A wooden console with drawers sits next to the four-poster bed in a guest bedroom at Highlands. The bottom drawer is pulled out so visitors can see the metal, basin-like receptacle built into the piece of furniture. Our guide said this was no fancy chamber pot, as one might guess; instead, it functioned more as a sitz bath and was designed to relieve saddle sores.

It seems reasonable to think that if James Madison (who frequently slept in this room) had ridden on horseback all day to get from Montpelier to the Monroes' plantation (perhaps an eight-hour ride), he might feel grateful to his hosts for providing this amenity.

When you go

Getting there: From Baltimore, take Interstate 95 south to the Capital Beltway. Go west. Take Interstate 66 west. Continue on I-66 past the Manassas exit and to U.S. 29 south (marked Gainesville). U.S. 29 will take you into Charlottesville. Follow signs to U.S. 29 South Bypass, exiting right on the ramp. Take the bypass to Interstate 64 east toward Richmond. Get off I-64 at Exit 121A. Follow for 100 yards and turn left at Virginia Route 53 (also named Thomas Jefferson Parkway). Travel four miles on Route 53 to Ash Lawn.

Hours: Open 9 a.m. to 6 p.m. daily March through October; 10 a.m. to 5 p.m. daily November through February. Closed New Year's Day, Thanksgiving and Christmas.

Admission: Adults $7, seniors (60 and over) $6.50, children (age 6-11) $4.

Events: Ash Lawn-Highlands' rolling, grassy fields provide a beautiful natural setting for a variety of outdoor summer arts events. The summer program includes:

* Music at Twilight (June 17-July 22 at 8 p.m.): An outdoor evening of classical, folk, jazz, gospel and contemporary music.

* Pre-Opera Lecture Series (June 27-July 26 at 7:15 p.m.): Scholars lecture on the season's productions.

* Summer Festival of Opera and Musical Theatre (June 27-Aug. 16 at 8 p.m.): The 1998 season features "La Boheme," "Camelot" and "Hansel and Gretel."

* Plantation Days at Highlands (July 4- 5 from 10 a.m. to 6 p.m.): 18th century crafts, living history, music, dance, food and games.

* Summer Saturdays (July 11-Aug. 8 at 11 a.m.): A series of family programs with music, dance, drama and puppetry.

Information: Write Ash Lawn-Highlands, James Monroe Parkway, Charlottesville, Va. 22902; call 804-293-9539; fax 804-293-8000.

Nearby: Visitors can lunch on Colonial fried chicken, black-eyed peas, stewed tomatoes, biscuits and corn bread at Historic Michie Tavern, about three miles from James Monroe's plantation.
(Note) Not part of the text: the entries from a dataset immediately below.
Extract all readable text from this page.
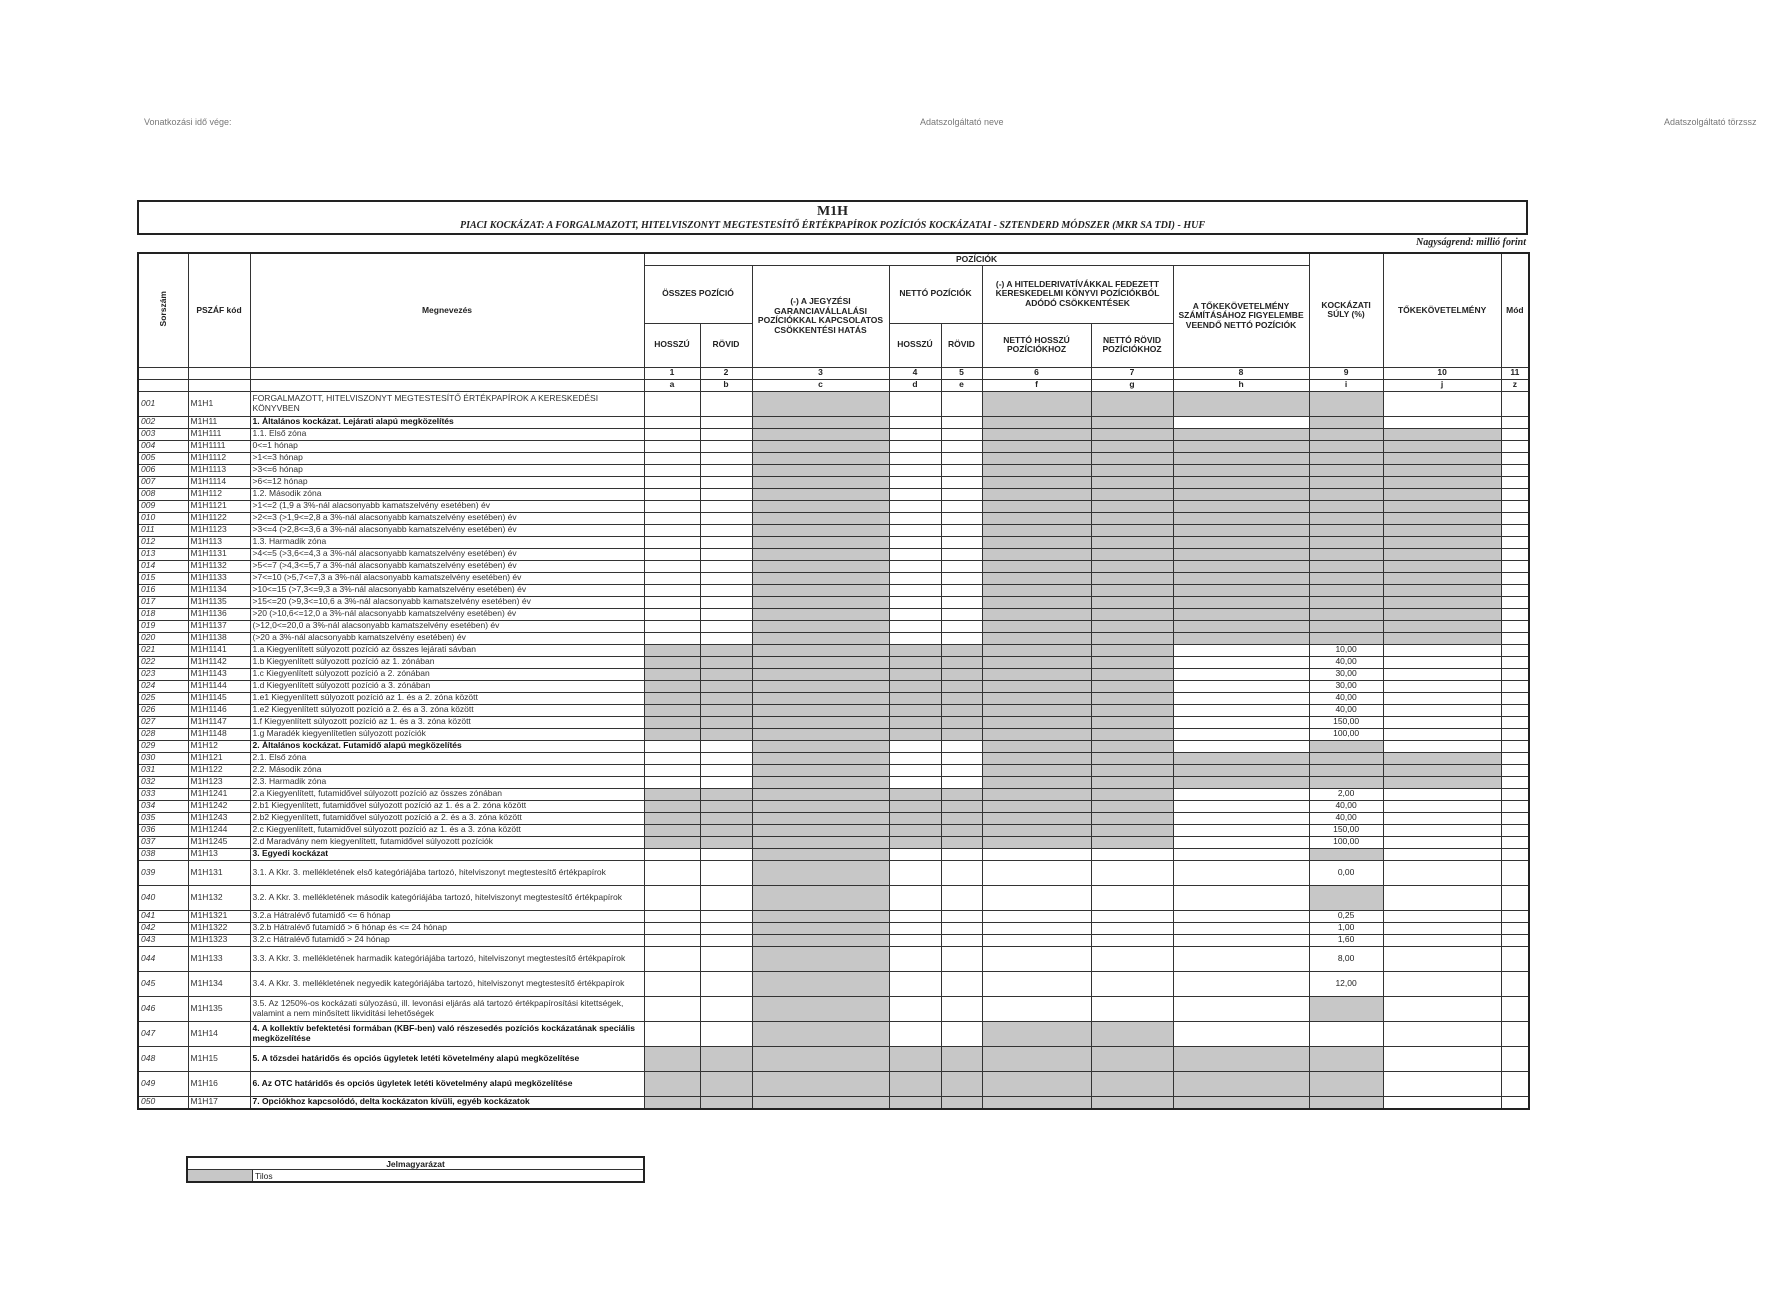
Vonatkozási idő vége:	Adatszolgáltató neve	Adatszolgáltató törzssz
M1H
PIACI KOCKÁZAT: A FORGALMAZOTT, HITELVISZONYT MEGTESTESÍTŐ ÉRTÉKPAPÍROK POZÍCIÓS KOCKÁZATAI - SZTENDERD MÓDSZER (MKR SA TDI) - HUF
Nagyságrend: millió forint
Sorszám	PSZÁF kód	Megnevezés	POZÍCIÓK								KOCKÁZATI SÚLY (%)	TŐKEKÖVETELMÉNY	Mód
			ÖSSZES POZÍCIÓ		(-) A JEGYZÉSI GARANCIAVÁLLALÁSI POZÍCIÓKKAL KAPCSOLATOS CSÖKKENTÉSI HATÁS	NETTÓ POZÍCIÓK		(-) A HITELDERIVATÍVÁKKAL FEDEZETT KERESKEDELMI KÖNYVI POZÍCIÓKBÓL ADÓDÓ CSÖKKENTÉSEK		A TŐKEKÖVETELMÉNY SZÁMÍTÁSÁHOZ FIGYELEMBE VEENDŐ NETTÓ POZÍCIÓK			
			HOSSZÚ	RÖVID		HOSSZÚ	RÖVID	NETTÓ HOSSZÚ POZÍCIÓKHOZ	NETTÓ RÖVID POZÍCIÓKHOZ				
			1	2	3	4	5	6	7	8	9	10	11
			a	b	c	d	e	f	g	h	i	j	z
001	M1H1	FORGALMAZOTT, HITELVISZONYT MEGTESTESÍTŐ ÉRTÉKPAPÍROK A KERESKEDÉSI KÖNYVBEN											
002	M1H11	1. Általános kockázat. Lejárati alapú megközelítés											
003	M1H111	1.1. Első zóna											
004	M1H1111	0<=1 hónap											
005	M1H1112	>1<=3 hónap											
006	M1H1113	>3<=6 hónap											
007	M1H1114	>6<=12 hónap											
008	M1H112	1.2. Második zóna											
009	M1H1121	>1<=2 (1,9 a 3%-nál alacsonyabb kamatszelvény esetében) év											
010	M1H1122	>2<=3 (>1,9<=2,8 a 3%-nál alacsonyabb kamatszelvény esetében) év											
011	M1H1123	>3<=4 (>2,8<=3,6 a 3%-nál alacsonyabb kamatszelvény esetében) év											
012	M1H113	1.3. Harmadik zóna											
013	M1H1131	>4<=5 (>3,6<=4,3 a 3%-nál alacsonyabb kamatszelvény esetében) év											
014	M1H1132	>5<=7 (>4,3<=5,7 a 3%-nál alacsonyabb kamatszelvény esetében) év											
015	M1H1133	>7<=10 (>5,7<=7,3 a 3%-nál alacsonyabb kamatszelvény esetében) év											
016	M1H1134	>10<=15 (>7,3<=9,3 a 3%-nál alacsonyabb kamatszelvény esetében) év											
017	M1H1135	>15<=20 (>9,3<=10,6 a 3%-nál alacsonyabb kamatszelvény esetében) év											
018	M1H1136	>20 (>10,6<=12,0 a 3%-nál alacsonyabb kamatszelvény esetében) év											
019	M1H1137	(>12,0<=20,0 a 3%-nál alacsonyabb kamatszelvény esetében) év											
020	M1H1138	(>20 a 3%-nál alacsonyabb kamatszelvény esetében) év											
021	M1H1141	1.a Kiegyenlített súlyozott pozíció az összes lejárati sávban									10,00		
022	M1H1142	1.b Kiegyenlített súlyozott pozíció az 1. zónában									40,00		
023	M1H1143	1.c Kiegyenlített súlyozott pozíció a 2. zónában									30,00		
024	M1H1144	1.d Kiegyenlített súlyozott pozíció a 3. zónában									30,00		
025	M1H1145	1.e1 Kiegyenlített súlyozott pozíció az 1. és a 2. zóna között									40,00		
026	M1H1146	1.e2 Kiegyenlített súlyozott pozíció a 2. és a 3. zóna között									40,00		
027	M1H1147	1.f Kiegyenlített súlyozott pozíció az 1. és a 3. zóna között									150,00		
028	M1H1148	1.g Maradék kiegyenlítetlen súlyozott pozíciók									100,00		
029	M1H12	2. Általános kockázat. Futamidő alapú megközelítés											
030	M1H121	2.1. Első zóna											
031	M1H122	2.2. Második zóna											
032	M1H123	2.3. Harmadik zóna											
033	M1H1241	2.a Kiegyenlített, futamidővel súlyozott pozíció az összes zónában									2,00		
034	M1H1242	2.b1 Kiegyenlített, futamidővel súlyozott pozíció az 1. és a 2. zóna között									40,00		
035	M1H1243	2.b2 Kiegyenlített, futamidővel súlyozott pozíció a 2. és a 3. zóna között									40,00		
036	M1H1244	2.c Kiegyenlített, futamidővel súlyozott pozíció az 1. és a 3. zóna között									150,00		
037	M1H1245	2.d Maradvány nem kiegyenlített, futamidővel súlyozott pozíciók									100,00		
038	M1H13	3. Egyedi kockázat											
039	M1H131	3.1. A Kkr. 3. mellékletének első kategóriájába tartozó, hitelviszonyt megtestesítő értékpapírok									0,00		
040	M1H132	3.2. A Kkr. 3. mellékletének második kategóriájába tartozó, hitelviszonyt megtestesítő értékpapírok											
041	M1H1321	3.2.a Hátralévő futamidő <= 6 hónap									0,25		
042	M1H1322	3.2.b Hátralévő futamidő > 6 hónap és <= 24 hónap									1,00		
043	M1H1323	3.2.c Hátralévő futamidő > 24 hónap									1,60		
044	M1H133	3.3. A Kkr. 3. mellékletének harmadik kategóriájába tartozó, hitelviszonyt megtestesítő értékpapírok									8,00		
045	M1H134	3.4. A Kkr. 3. mellékletének negyedik kategóriájába tartozó, hitelviszonyt megtestesítő értékpapírok									12,00		
046	M1H135	3.5. Az 1250%-os kockázati súlyozású, ill. levonási eljárás alá tartozó értékpapírosítási kitettségek, valamint a nem minősített likviditási lehetőségek											
047	M1H14	4. A kollektív befektetési formában (KBF-ben) való részesedés pozíciós kockázatának speciális megközelítése											
048	M1H15	5. A tőzsdei határidős és opciós ügyletek letéti követelmény alapú megközelítése											
049	M1H16	6. Az OTC határidős és opciós ügyletek letéti követelmény alapú megközelítése											
050	M1H17	7. Opciókhoz kapcsolódó, delta kockázaton kívüli, egyéb kockázatok											
Jelmagyarázat
	Tilos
Traditional Southern food is served buffet-style on pewter platters in the Ordinary (dining room) of the historic complex, established in 1784.

During the summer, the Ordinary serves lunch from 11:15 a.m. to 3:30 p.m. The cost is $10.50, $4.95 for children ages 6-11 and free for children 5 and under.

The original tavern, adjacent to the Ordinary, and its outbuildings (such as a gristmill and a general store) can also be toured. In the ballroom, guests may be invited to dance the Virginia reel or try writing with a quill pen.

The complex is open daily. Tours of the original tavern are conducted daily from 9 a.m. to 5 p.m. Admission is $6 for adults, $2 for children.